How do you carry your injection kit? #ShareYourKit

"I thankfully haven’t ever needed it but it’s kept in the horse lorry which is 50 metres away from the house and always at competitions with me. If I ever have a fall or get sick etc it’s always to hand. On the odd occasion where I’ve felt ill, we’ve had it closer to hand and the people I’m with know how to administer it if ever needed."

In addition, Anna shares a useful tip to help explain to others how to administer emergency injections: "Use the ADSHG videos on YouTube about to mix the solution and administer the injection which can be really useful when explaining to a new person who may be travelling to shows with me."

How do you remember to take your tablets? 

"It’s part of my routine, I suppose my days are very routine-based as horses require that, it fits in. My worst habit is not always carrying spares with me, my husband always has spares in his wallet, pockets, car everywhere which has come in useful on the odd occasion." 

Thank you Anna for taking time out of your busy schedule to openly share your personal experience with Addison’s. Anna is clearly passionate about her showjumping, competing at top level internationally whilst balancing her Addison's diagnoisis.

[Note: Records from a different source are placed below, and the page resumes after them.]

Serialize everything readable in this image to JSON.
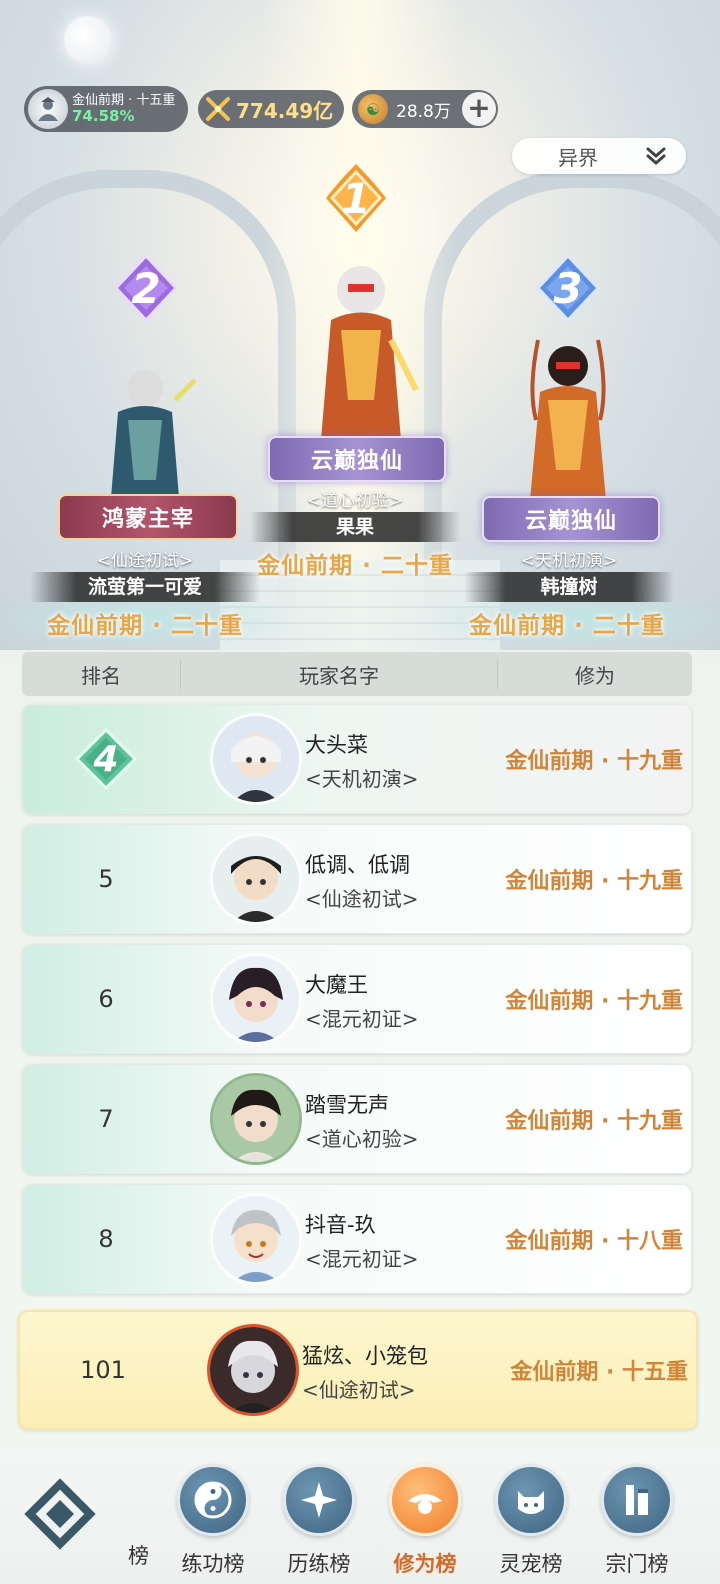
{
  "status": {
    "realm_name": "金仙前期 · 十五重",
    "realm_progress": "74.58%",
    "power": "774.49亿",
    "currency": "28.8万"
  },
  "server_select": {
    "value": "异界"
  },
  "podium": {
    "first": {
      "rank": "1",
      "title_plate": "云巅独仙",
      "title_tag": "<道心初验>",
      "player": "果果",
      "level": "金仙前期 · 二十重"
    },
    "second": {
      "rank": "2",
      "title_plate": "鸿蒙主宰",
      "title_tag": "<仙途初试>",
      "player": "流萤第一可爱",
      "level": "金仙前期 · 二十重"
    },
    "third": {
      "rank": "3",
      "title_plate": "云巅独仙",
      "title_tag": "<天机初演>",
      "player": "韩撞树",
      "level": "金仙前期 · 二十重"
    }
  },
  "table": {
    "headers": {
      "rank": "排名",
      "name": "玩家名字",
      "level": "修为"
    },
    "rows": [
      {
        "rank": "4",
        "name": "大头菜",
        "title": "<天机初演>",
        "level": "金仙前期 · 十九重"
      },
      {
        "rank": "5",
        "name": "低调、低调",
        "title": "<仙途初试>",
        "level": "金仙前期 · 十九重"
      },
      {
        "rank": "6",
        "name": "大魔王",
        "title": "<混元初证>",
        "level": "金仙前期 · 十九重"
      },
      {
        "rank": "7",
        "name": "踏雪无声",
        "title": "<道心初验>",
        "level": "金仙前期 · 十九重"
      },
      {
        "rank": "8",
        "name": "抖音-玖",
        "title": "<混元初证>",
        "level": "金仙前期 · 十八重"
      }
    ],
    "my_row": {
      "rank": "101",
      "name": "猛炫、小笼包",
      "title": "<仙途初试>",
      "level": "金仙前期 · 十五重"
    }
  },
  "bottom_nav": {
    "left_partial": "榜",
    "items": [
      {
        "label": "练功榜",
        "icon": "yin-yang-icon"
      },
      {
        "label": "历练榜",
        "icon": "compass-star-icon"
      },
      {
        "label": "修为榜",
        "icon": "sage-hat-icon",
        "active": true
      },
      {
        "label": "灵宠榜",
        "icon": "pet-cat-icon"
      },
      {
        "label": "宗门榜",
        "icon": "sect-banner-icon"
      }
    ]
  },
  "colors": {
    "accent_orange": "#d0853a",
    "active_tab": "#d76a26",
    "progress_green": "#7df0a3",
    "power_gold": "#ffe08a"
  }
}
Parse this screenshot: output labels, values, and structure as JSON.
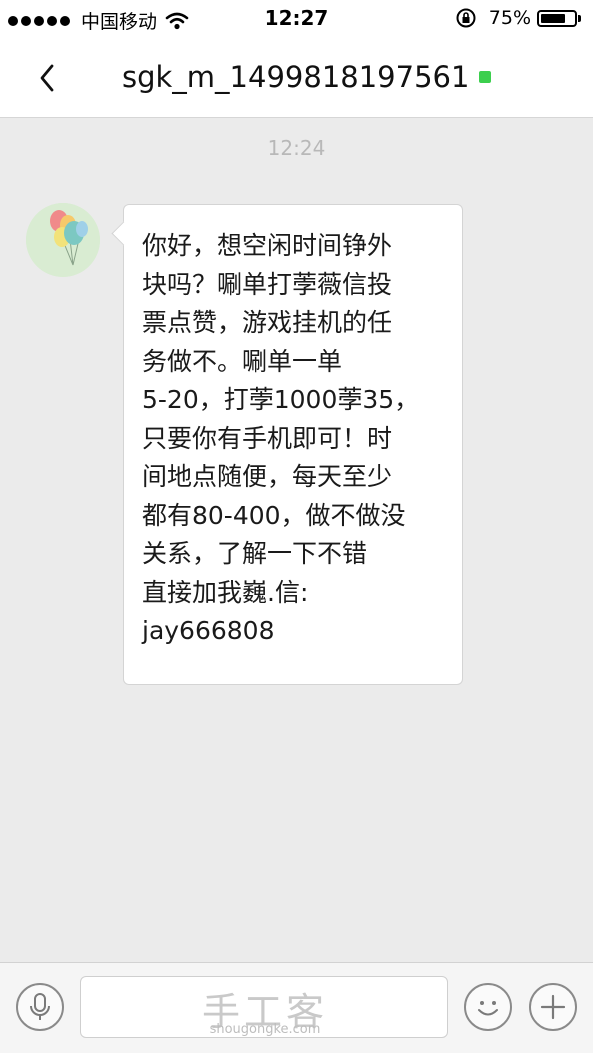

"I think it’s been a great lesson in things aren’t as bad as you think! We all can be strong, resilient people and I added Addisons into my life and I got on with it.

Anna Power is best known as a British showjumping star within the European circuit. She won the coveted Queen Elizabeth II Cup at the Royal International Horse Show 2010 and was part of the team that took the Nations Cup victory in Linz for Great Britain.

She continues to compete internationally and in November 2022 was part of the British showjumping team for the Nation's Cup in Vilamoura, Portugal.